Les valeurs de DFG sont standardisées pour une surface corporelle de 1,73 m², un avantage épidémiologique mais discutable individuellement. Les équations basées sur la créatinine restent sensibles aux variations de masse musculaire et aux interférences médicamenteuses. La cystatine C, bien qu’intéressante, souffre de coûts élevés et d’une standardisation encore limitée.
L’équation de Cockcroft & Gault estime la clairance de la créatinine (COcr) à partir de la créatinine plasmatique (Pcr), de l’âge, du sexe et du poids selon la formule suivante : COcr (ml/min) = a [140 - âge (ans)] x poids (kg) / Pcr (µmol/l)
Cette équation, bien qu’historique, n’est plus recommandée en pratique clinique pour évaluer la fonction rénale ou ajuster les traitements en raison de ses nombreuses limitations :
Surestimation chez les patients ayant des masses musculaires atypiques (obésité, œdème).
Sous-estimation chez les personnes âgées en raison de l’intégration directe de l’âge dans le numérateur.
Utilisation de dosages de créatinine obsolètes par méthode colorimétrique de Jaffé.
Cette équation, introduite en 1999, visait à améliorer l’estimation du DFG par rapport à Cockcroft & Gault. L’équation simplifiée de MDRD repose sur quatre variables : la créatinine plasmatique, l’âge, le sexe et l’origine ethnique. Formule abrégée : DFGe (ml/min/1,73 m²) = 175 x (créatinine plasmatique x 0,0113)^-1.154 x âge^-0.203 x (0.742 si femme) x (1.210 si afro-américain)
L’équation MDRD est progressivement remplacée par CKD-EPI pour plusieurs raisons :
Moins précise pour les DFG normaux ou élevés (> 60 ml/min/1,73 m²).
Dépendance à la correction raciale, qui est désormais abandonnée dans les versions modernes (voir CKD-EPI 2021).
Utilisation actuelle : L’équation MDRD peut encore être utilisée dans des contextes spécifiques, comme les comparaisons épidémiologiques internationales avec des pays n’utilisant pas le dosage enymatique ou calibré IDMS de la créatinine plasmatique.
Développée en 2009, l’équation CKD-EPI est devenue le standard international pour estimer le DFG. Elle utilise les mêmes paramètres que MDRD mais offre une précision améliorée, particulièrement pour les DFG normaux ou légèrement diminués (G1-G2). Formule générique : DFGe = 141 x min(Pcr/k,1)^a x max(Pcr/k,1)^-1.209 x 0.993^âge x (1.018 si femme) x (1.159 si noir) Où : Pcr est la créatinine plasmatique (mg/dl), k est 0.7 (femmes) ou 0.9 (hommes), a est -0.329 (femmes) ou -0.411 (hommes).

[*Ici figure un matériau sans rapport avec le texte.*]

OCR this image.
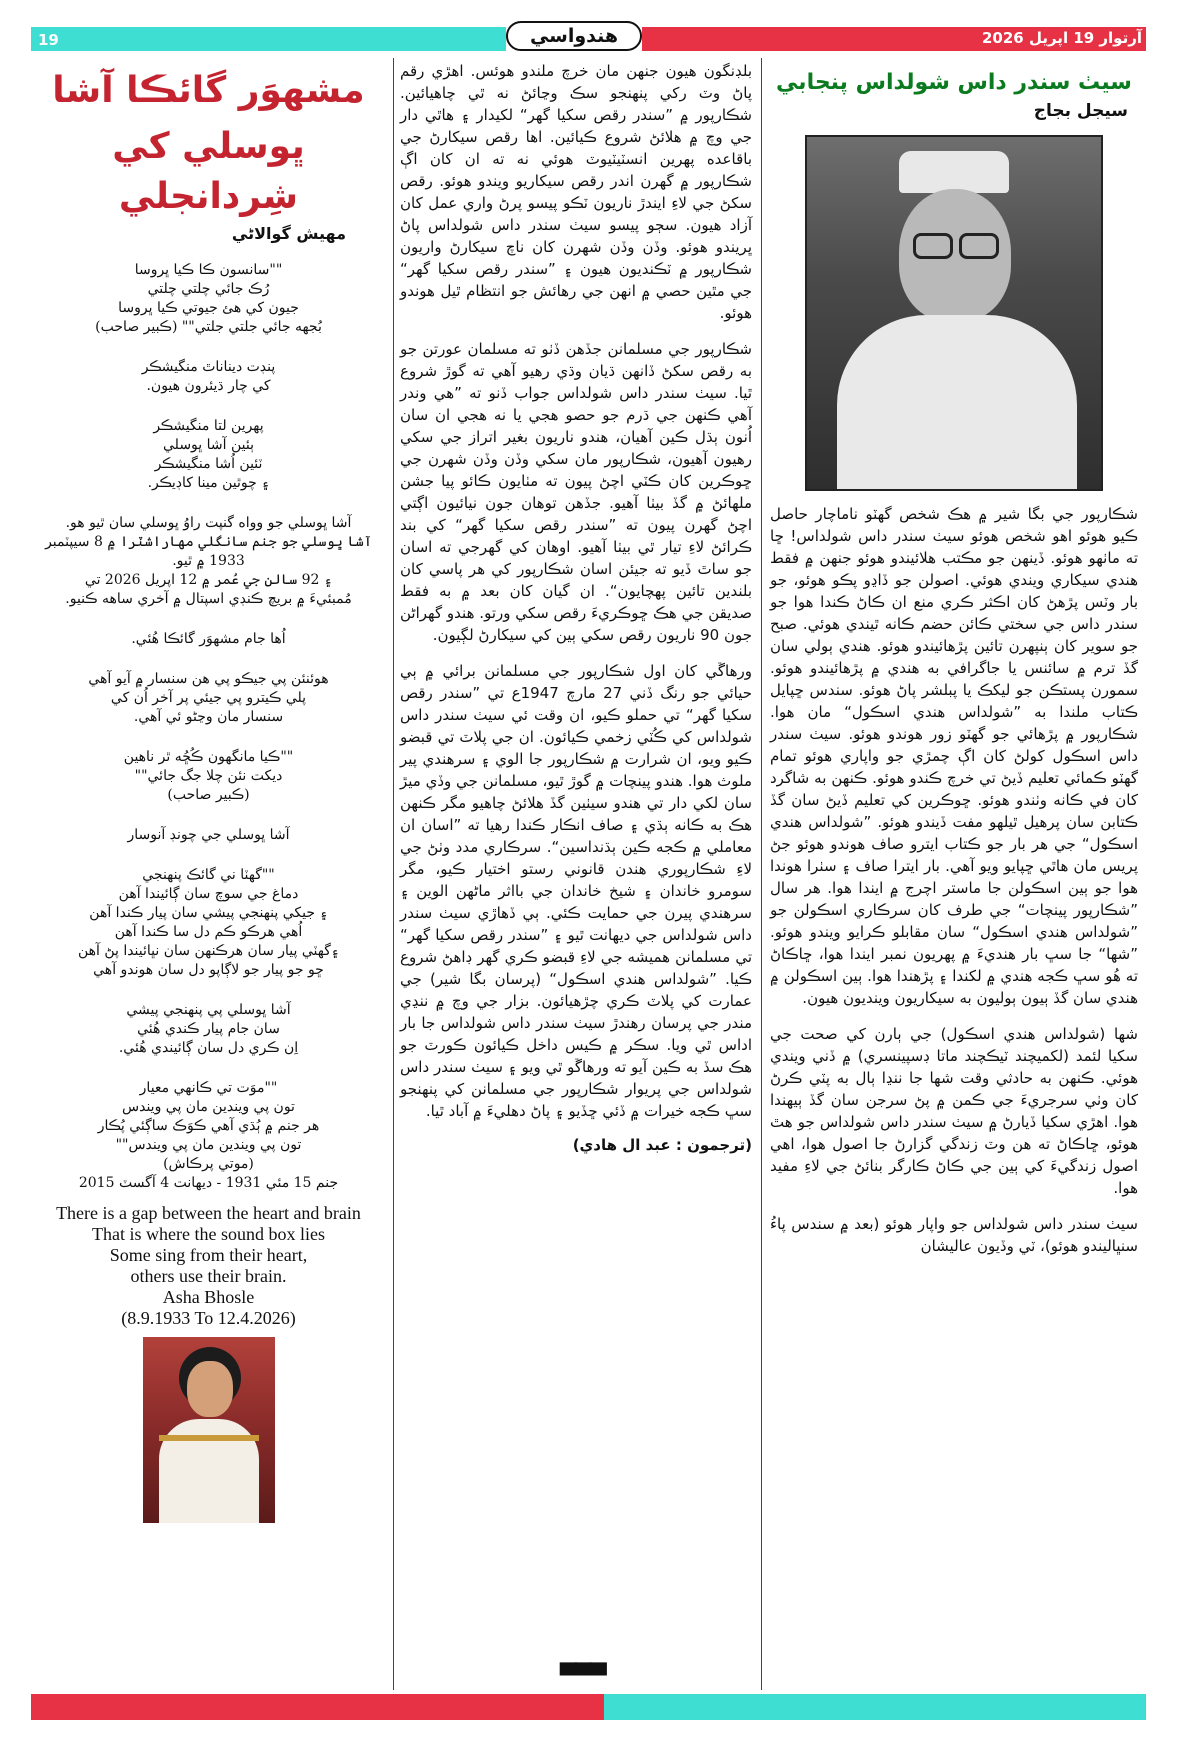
19	آرتوار 19 اپريل 2026
هندواسي
سيٺ سندر داس شولداس پنجابي
سيجل بجاج

شڪارپور جي بگا شير ۾ هڪ شخص گهٽو ناماچار حاصل ڪيو هوئو اهو شخص هوئو سيٺ سندر داس شولداس! ڇا ته ماٺهو هوئو. ڏينهن جو مڪتب هلائيندو هوئو جنهن ۾ فقط هندي سيکاري ويندي هوئي. اصولن جو ڏاڍو پڪو هوئو، جو بار وٽس پڙهڻ کان اڪثر ڪري منع ان ڪاڻ ڪندا هوا جو سندر داس جي سختي ڪائن حضم ڪانه ٿيندي هوئي. صبح جو سوير کان ٻنپهرن تائين پڙهائيندو هوئو. هندي ٻولي سان گڏ ترم ۾ سائنس يا جاگرافي به هندي ۾ پڙهائيندو هوئو. سمورن پستڪن جو ليکڪ يا پبلشر پاڻ هوئو. سندس ڇپايل ڪتاب ملندا به ”شولداس هندي اسڪول“ مان هوا. شڪارپور ۾ پڙهائي جو گهٽو زور هوندو هوئو. سيٺ سندر داس اسڪول کولڻ کان اڳ چمڙي جو واپاري هوئو تمام گهٽو ڪمائي تعليم ڏيڻ تي خرچ ڪندو هوئو. ڪنهن به شاگرد کان في ڪانه وٺندو هوئو. ڇوڪرين کي تعليم ڏيڻ سان گڏ ڪتابن سان پرهيل ٿيلهو مفت ڏيندو هوئو. ”شولداس هندي اسڪول“ جي هر بار جو ڪتاب ايترو صاف هوندو هوئو جڻ پريس مان هاٿي ڇپايو ويو آهي. بار ايترا صاف ۽ سٺرا هوندا هوا جو ٻين اسڪولن جا ماستر اچرج ۾ ايندا هوا. هر سال ”شڪارپور پينچات“ جي طرف کان سرڪاري اسڪولن جو ”شولداس هندي اسڪول“ سان مقابلو ڪرايو ويندو هوئو. ”شها“ جا سڀ بار هنديءَ ۾ پهريون نمبر ايندا هوا، ڇاڪاڻ ته هُو سڀ ڪجه هندي ۾ لکندا ۽ پڙهندا هوا. ٻين اسڪولن ۾ هندي سان گڏ ٻيون ٻوليون به سيکاريون وينديون هيون.

شها (شولداس هندي اسڪول) جي ٻارن کي صحت جي سکيا لئمد (لکميچند ٽيڪچند ماتا ڊسپينسري) ۾ ڏني ويندي هوئي. ڪنهن به حادثي وقت شها جا ننڍا ٻال به پٽي ڪرڻ کان وٺي سرجريءَ جي ڪمن ۾ پڻ سرجن سان گڏ ٻيهندا هوا. اهڙي سکيا ڏيارڻ ۾ سيٺ سندر داس شولداس جو هٿ هوئو، ڇاڪاڻ ته هن وٽ زندگي گزارڻ جا اصول هوا، اهي اصول زندگيءَ کي ٻين جي ڪاڻ ڪارگر بنائڻ جي لاءِ مفيد هوا.

سيٺ سندر داس شولداس جو واپار هوئو (بعد ۾ سندس پاءُ سنڀاليندو هوئو)، ٽي وڏيون عاليشان

بلڊنگون هيون جنهن مان خرچ ملندو هوئس. اهڙي رقم پاڻ وٽ رکي پنهنجو سڪ وڃائڻ نه ٿي چاهيائين. شڪارپور ۾ ”سندر رقص سکيا گهر“ لکيدار ۽ هاٿي دار جي وچ ۾ هلائڻ شروع ڪيائين. اها رقص سيکارڻ جي باقاعده پهرين انسٽيٽيوٽ هوئي نه ته ان کان اڳ شڪارپور ۾ گهرن اندر رقص سيکاريو ويندو هوئو. رقص سکڻ جي لاءِ ايندڙ ناريون ٽڪو پيسو پرڻ واري عمل کان آزاد هيون. سڄو پيسو سيٺ سندر داس شولداس پاڻ ڀريندو هوئو. وڏن وڏن شهرن کان ناچ سيکارڻ واريون شڪارپور ۾ ٽڪنديون هيون ۽ ”سندر رقص سکيا گهر“ جي مٿين حصي ۾ انهن جي رهائش جو انتظام ٿيل هوندو هوئو.

شڪارپور جي مسلمانن جڏهن ڏٺو ته مسلمان عورتن جو به رقص سکڻ ڏانهن ڌيان وڌي رهيو آهي ته گوڙ شروع ٿيا. سيٺ سندر داس شولداس جواب ڏنو ته ”هي وندر آهي ڪنهن جي ڌرم جو حصو هجي يا نه هجي ان سان اُنون ٻڌل ڪين آهيان، هندو ناريون بغير اتراز جي سکي رهيون آهيون، شڪارپور مان سکي وڏن وڏن شهرن جي ڇوڪرين کان ڪٽي اچڻ پيون ته مٺايون ڪائو پيا جشن ملهائڻ ۾ گڏ بيٺا آهيو. جڏهن توهان جون نيائيون اڳتي اچڻ گهرن پيون ته ”سندر رقص سکيا گهر“ کي بند ڪرائڻ لاءِ تيار ٿي بيٺا آهيو. اوهان کي گهرجي ته اسان جو ساٿ ڏيو ته جيئن اسان شڪارپور کي هر پاسي کان بلندين تائين پهچايون“. ان گيان کان بعد ۾ به فقط صديقن جي هڪ ڇوڪريءَ رقص سکي ورتو. هندو گهراڻن جون 90 ناريون رقص سکي ٻين کي سيکارڻ لڳيون.

ورهاڱي کان اول شڪارپور جي مسلمانن برائي ۾ ٻي حيائي جو رنگ ڏني 27 مارچ 1947ع تي ”سندر رقص سکيا گهر“ تي حملو ڪيو، ان وقت ئي سيٺ سندر داس شولداس کي ڪُٽي زخمي ڪيائون. ان جي پلاٽ تي قبضو ڪيو ويو، ان شرارت ۾ شڪارپور جا الوي ۽ سرهندي پير ملوث هوا. هندو پينچات ۾ گوڙ ٿيو، مسلمانن جي وڏي ميڙ سان لکي دار تي هندو سيٺين گڏ هلائڻ چاهيو مگر ڪنهن هڪ به ڪانه ٻڌي ۽ صاف انڪار ڪندا رهيا ته ”اسان ان معاملي ۾ ڪجه ڪين ٻڌنداسين“. سرڪاري مدد وٺڻ جي لاءِ شڪارپوري هندن قانوني رستو اختيار ڪيو، مگر سومرو خاندان ۽ شيخ خاندان جي بااثر ماڻهن الوين ۽ سرهندي پيرن جي حمايت ڪئي. ٻي ڏهاڙي سيٺ سندر داس شولداس جي ديهانت ٿيو ۽ ”سندر رقص سکيا گهر“ تي مسلمانن هميشه جي لاءِ قبضو ڪري گهر ڊاهڻ شروع ڪيا. ”شولداس هندي اسڪول“ (پرسان بگا شير) جي عمارت کي پلاٽ ڪري چڙهيائون. بزار جي وچ ۾ ننڍي مندر جي پرسان رهندڙ سيٺ سندر داس شولداس جا بار اداس ٿي ويا. سڪر ۾ ڪيس داخل ڪيائون ڪورٽ جو هڪ سڏ به ڪين آيو ته ورهاڱو ٿي ويو ۽ سيٺ سندر داس شولداس جي پريوار شڪارپور جي مسلمانن کي پنهنجو سڀ ڪجه خيرات ۾ ڏئي ڇڏيو ۽ پاڻ دهليءَ ۾ آباد ٿيا.

(ترجمون : عبد ال هادي)
مشهوَر گائڪا آشا
ڀوسلي کي شِردانجلي
مهيش گوالاڻي
""سانسون ڪا ڪيا ڀروسا
رُڪ جائي چلتي چلتي
جيون کي هئ جيوتي ڪيا ڀروسا
بُجهه جائي جلتي جلتي"" (ڪبير صاحب)
پنڊت ديناناٿ منگيشڪر
کي چار ڌيئرون هيون.
پهرين لتا منگيشڪر
ٻئين آشا ڀوسلي
ٽئين اُشا منگيشڪر
۽ چوٿين مينا کاڊيڪر.
آشا ڀوسلي جو وواه گنپت راوُ ڀوسلي سان ٿيو هو.
آشا ڀوسلي جو جنم سانگلي مهاراشٽرا ۾ 8 سيپٽمبر
1933 ۾ ٿيو.
۽ 92 سالن جي عُمر ۾ 12 اپريل 2026 تي
مُمبئيءَ ۾ بريچ ڪنڊي اسپتال ۾ آخري ساهه ڪنيو.
اُها جام مشهوَر گائڪا هُئي.
هوئنئن پي جيڪو پي هن سنسار ۾ آيو آهي
پلي ڪيترو پي جيئي پر آخر اُن کي
سنسار مان وڃڻو ئي آهي.
""ڪيا مانگهون ڪُڇُه ٿر ناهين
ديکت نئن چلا جگ جائي""
(ڪبير صاحب)
آشا ڀوسلي جي چونڊ آنوسار
""گهٽا ني گائڪ پنهنجي
دماغ جي سوچ سان ڳائيندا آهن
۽ جيکي پنهنجي پيشي سان پيار ڪندا آهن
اُهي هرڪو ڪم دل سا ڪندا آهن
۽گهٽي پيار سان هرڪنهن سان نڀائيندا پڻ آهن
ڇو جو پيار جو لاڳاپو دل سان هوندو آهي
آشا ڀوسلي پي پنهنجي پيشي
سان جام پيار ڪندي هُئي
اِن ڪري دل سان ڳائيندي هُئي.
""موَت تي ڪانهي معيار
تون پي ويندين مان پي ويندس
هر جنم ۾ ٻُڌي آهي ڪوَڪ ساڳئي پُڪار
تون پي ويندين مان پي ويندس""
(موتي پرڪاش)
جنم 15 مئي 1931 - ديهانت 4 آگسٽ 2015
There is a gap between the heart and brain
That is where the sound box lies
Some sing from their heart,
others use their brain.
Asha Bhosle
(8.9.1933 To 12.4.2026)
▀▀▀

Une nouvelle formule CKD-EPI 2021 a été introduite pour répondre aux préoccupations éthiques et méthodologiques liées à la correction raciale utilisée dans CKD-EPI 2009. Cette équation omet le facteur ethnique, en faveur d’une estimation basée uniquement sur l’âge et le sexe.
Modifications principales de CKD-EPI 2021 : Suppression de la correction raciale, réduisant les biais historiques, notamment chez les populations noires américaines. Performances variables :
Chez les sujets noirs : réduction du biais, mais persistance d’une sous-estimation moyenne (-3,6 ml/min/1,73 m²).
Chez les non-noirs et hors États-Unis : sur-estimation du DFG (+3,9 ml/min/1,73 m²) en particulier chez les sujets de plus de 65 ans.
L’équation EKFC a été développée pour répondre aux limites des formules antérieures, notamment en tenant compte de l’âge, du sexe et des variations de créatinine plasmatique dans une large population européenne. Basée sur une calibration unique, elle couvre une plage étendue de fonctions rénales et est validée pour les patients âgés de 2 à 90 ans.
Formule générique EKFC = 107.3 / [Biomarqueur / Q]^a × [0.990^(âge - 40) si âge > 40 ans] où Q : valeur médiane de créatinine dans la population générale, et a : 0.322 si (Biomarqueur/Q) < 1, 1.132 si (Biomarqueur/Q) > 1.
Selon les recommandations KDIGO 2024 :
Performance améliorée : Biais faible (-0,9 ml/min/1,73 m²) et erreur réduite (P30 < 3 %) par rapport à CKD-EPI.
Pas de correction ethnique : Contrairement à CKD-EPI, EKFC ne dépend pas de l’ethnicité, ce qui renforce son applicabilité en Europe.
Validation limitée : La formule est validée principalement chez des populations blanches européennes et n’a pas été testée largement dans d’autres groupes ethniques.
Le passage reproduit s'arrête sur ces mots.